The Chinese state-owned oil trading company sanctioned by the White House for violating restrictions on Iranian crude keeps a low profile.
Even so, Zhuhai Zhenrong Co.’s reputation for doing business with Iran is well known. The company was set up in the mid-1990s by a legendary Chinese trader, Yang Qinglong, with support from the Chinese military. The armed forces were still receiving shipments from the Islamic Republic at the time as payment for weapons during the 1980-1988 Iran-Iraq war.
In early-2012, when the Obama administration placed a previous round of sanctions on Iran, Zhenrong was targeted because of its involvement in a gasoline sale to the Persian Gulf nation.
Zhenrong continued to import Iranian crude and fuel oil, despite the sanctions, ignoring efforts by the U.S. to restrict dealings with the OPEC producer and isolate the country over its nuclear ambitions.
Sanctions against Iran were lifted in 2015 when Tehran agreed to a deal over its nuclear program, but were reimposed by the Trump administration last year. In May, the U.S. ended waivers that had allowed some countries, including China, to keep buying some Iranian crude.
All the while, Zhenrong has kept buying. It imported an average of 156,000 barrels a day of Iranian crude in the first five months, compared with around 106,000 in 2018 and 157,000 in 2017, according to estimates by industry consultant SIA Energy.
When announcing the sanctions Monday, the state department said Zhenrong “knowingly engaged in a significant transaction for the purchase or acquisition of crude oil from Iran” after restrictions were fully in place on May 2.
What little else that is known about Beijing-headquartered Zhenrong just adds to the mystery that surrounds it.
Even when it merged with another state-owned company, Nam Kwong Group, in 2015, few details were made public, apart from an official statement on China State Council granting approval to begin a restructuring process.

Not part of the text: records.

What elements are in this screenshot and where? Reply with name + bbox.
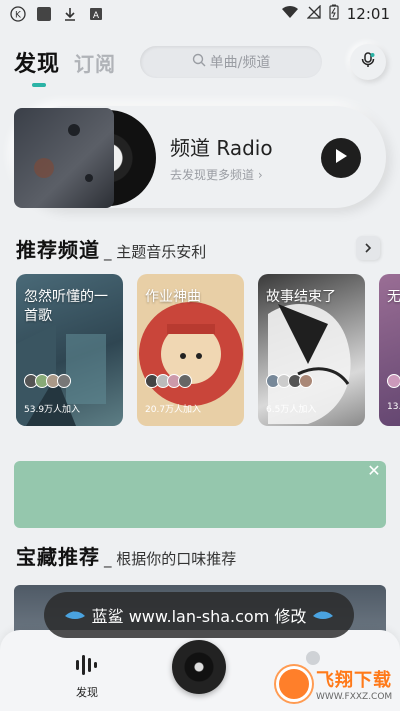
- channel-card[interactable]: 故事结束了 6.5万人加入: [258, 274, 365, 426]
- channel-card[interactable]: 无 13.6: [379, 274, 400, 426]
- watermark-url: WWW.FXXZ.COM: [316, 692, 393, 702]
- a-box-icon: A: [88, 6, 104, 22]
- tab-discover[interactable]: 发现: [14, 46, 60, 87]
- square-icon: [36, 6, 52, 22]
- avatar-group: [145, 374, 192, 388]
- channel-cards: 忽然听懂的一首歌 53.9万人加入 作业神曲 20.7万人加入 故事结束了 6.…: [16, 274, 400, 426]
- play-icon: [334, 148, 348, 168]
- search-icon: [192, 53, 206, 71]
- card-title: 作业神曲: [145, 289, 201, 305]
- card-title: 故事结束了: [266, 289, 336, 305]
- treasure-section-header: 宝藏推荐 _ 根据你的口味推荐: [16, 541, 236, 570]
- recommend-title: 推荐频道: [16, 238, 100, 262]
- watermark: 飞翔下载 WWW.FXXZ.COM: [276, 664, 396, 704]
- ad-banner[interactable]: [14, 461, 386, 528]
- treasure-subtitle: _ 根据你的口味推荐: [104, 550, 237, 568]
- no-signal-icon: [306, 4, 321, 23]
- svg-text:A: A: [93, 11, 100, 21]
- radio-title: 频道 Radio: [170, 136, 273, 160]
- channel-card[interactable]: 忽然听懂的一首歌 53.9万人加入: [16, 274, 123, 426]
- search-placeholder: 单曲/频道: [209, 55, 271, 71]
- channel-card[interactable]: 作业神曲 20.7万人加入: [137, 274, 244, 426]
- avatar-group: [266, 374, 313, 388]
- battery-icon: [329, 4, 339, 24]
- card-member-count: 53.9万人加入: [24, 405, 81, 415]
- card-title: 忽然听懂的一首歌: [24, 289, 108, 324]
- toast-message: 蓝鲨 www.lan-sha.com 修改: [44, 592, 354, 638]
- voice-search-button[interactable]: [350, 44, 386, 80]
- wifi-icon: [281, 5, 299, 23]
- recommend-subtitle: _ 主题音乐安利: [104, 243, 207, 261]
- avatar: [387, 374, 400, 388]
- recommend-section-header: 推荐频道 _ 主题音乐安利: [16, 234, 206, 263]
- svg-text:K: K: [15, 11, 22, 21]
- treasure-title: 宝藏推荐: [16, 545, 100, 569]
- radio-more-link[interactable]: 去发现更多频道 ›: [170, 166, 263, 183]
- play-button[interactable]: [321, 138, 361, 178]
- nav-profile-icon[interactable]: [306, 651, 320, 665]
- shark-icon: [312, 606, 334, 625]
- radio-album-cover: [14, 108, 114, 208]
- nav-discover[interactable]: 发现: [72, 652, 102, 700]
- watermark-logo-icon: [276, 666, 312, 702]
- avatar-group: [24, 374, 71, 388]
- card-member-count: 13.6: [387, 402, 400, 412]
- toast-text: 蓝鲨 www.lan-sha.com 修改: [91, 607, 307, 626]
- close-icon[interactable]: ✕: [366, 463, 382, 479]
- clock: 12:01: [346, 5, 390, 23]
- status-bar: K A 12:01: [0, 0, 400, 28]
- card-title: 无: [387, 289, 400, 305]
- now-playing-disc-button[interactable]: [172, 640, 226, 694]
- search-input[interactable]: 单曲/频道: [140, 46, 323, 78]
- avatar-group: [387, 374, 400, 388]
- watermark-title: 飞翔下载: [316, 670, 392, 691]
- avatar: [178, 374, 192, 388]
- tab-subscribe[interactable]: 订阅: [74, 48, 116, 77]
- avatar: [57, 374, 71, 388]
- header: 发现 订阅 单曲/频道: [14, 42, 386, 87]
- k-circle-icon: K: [10, 6, 26, 22]
- avatar: [299, 374, 313, 388]
- equalizer-icon: [74, 652, 100, 680]
- nav-discover-label: 发现: [76, 686, 98, 699]
- card-member-count: 6.5万人加入: [266, 405, 317, 415]
- download-icon: [62, 6, 78, 22]
- card-member-count: 20.7万人加入: [145, 405, 202, 415]
- shark-icon: [64, 606, 86, 625]
- mic-icon: [359, 51, 377, 73]
- recommend-more-button[interactable]: [356, 236, 380, 260]
- chevron-right-icon: [363, 239, 373, 258]
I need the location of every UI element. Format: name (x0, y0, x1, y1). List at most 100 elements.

But Nam Kwong – the largest supplier of energy in Macau – said in a statement on Tuesday that it separated from Zhuhai Zhenrong in September 2018.
Chinese companies have been known to take part in barter trades to settle oil debts with Iran, or make yuan-denominated payments to escrow accounts in Chinese banks, avoiding the use of U.S dollars and limiting the impact of sanctions.
FGE forecast in May this year that China would continue importing around 260,000 barrels a day of Iranian crude and condensate exports in the coming months. More than 70% of that would likely be bought by Zhenrong, the industry consultant said in a note.
Announcing the fresh sanctions on Monday, U.S. Secretary of State Michael Pompeo said they’d also be imposed on the company’s chief executive officer, Li Youmin.
Little is known about Li, too. She joined Zhuhai Zhenrong after graduation, according to her profile page on the website of an alumni organization of the China Europe International Business School in Shanghai. She declined to comment when reached by Bloomberg on Tuesday.
The company’s website appears not to work. Nobody answered calls to the main telephone number at Zhenrong’s office in Beijing.
Zhenrong’s revenue was 28.9 billion yuan ($4.2 billion) in 2016, making it China’s 494th biggest company, according to rankings compiled by China Enterprise Confederation and China Enterprise Directors Association. The company wasn’t on the list for 2017, which is the latest ranking, meaning it had either dropped out of the top 500 or the information wasn’t available.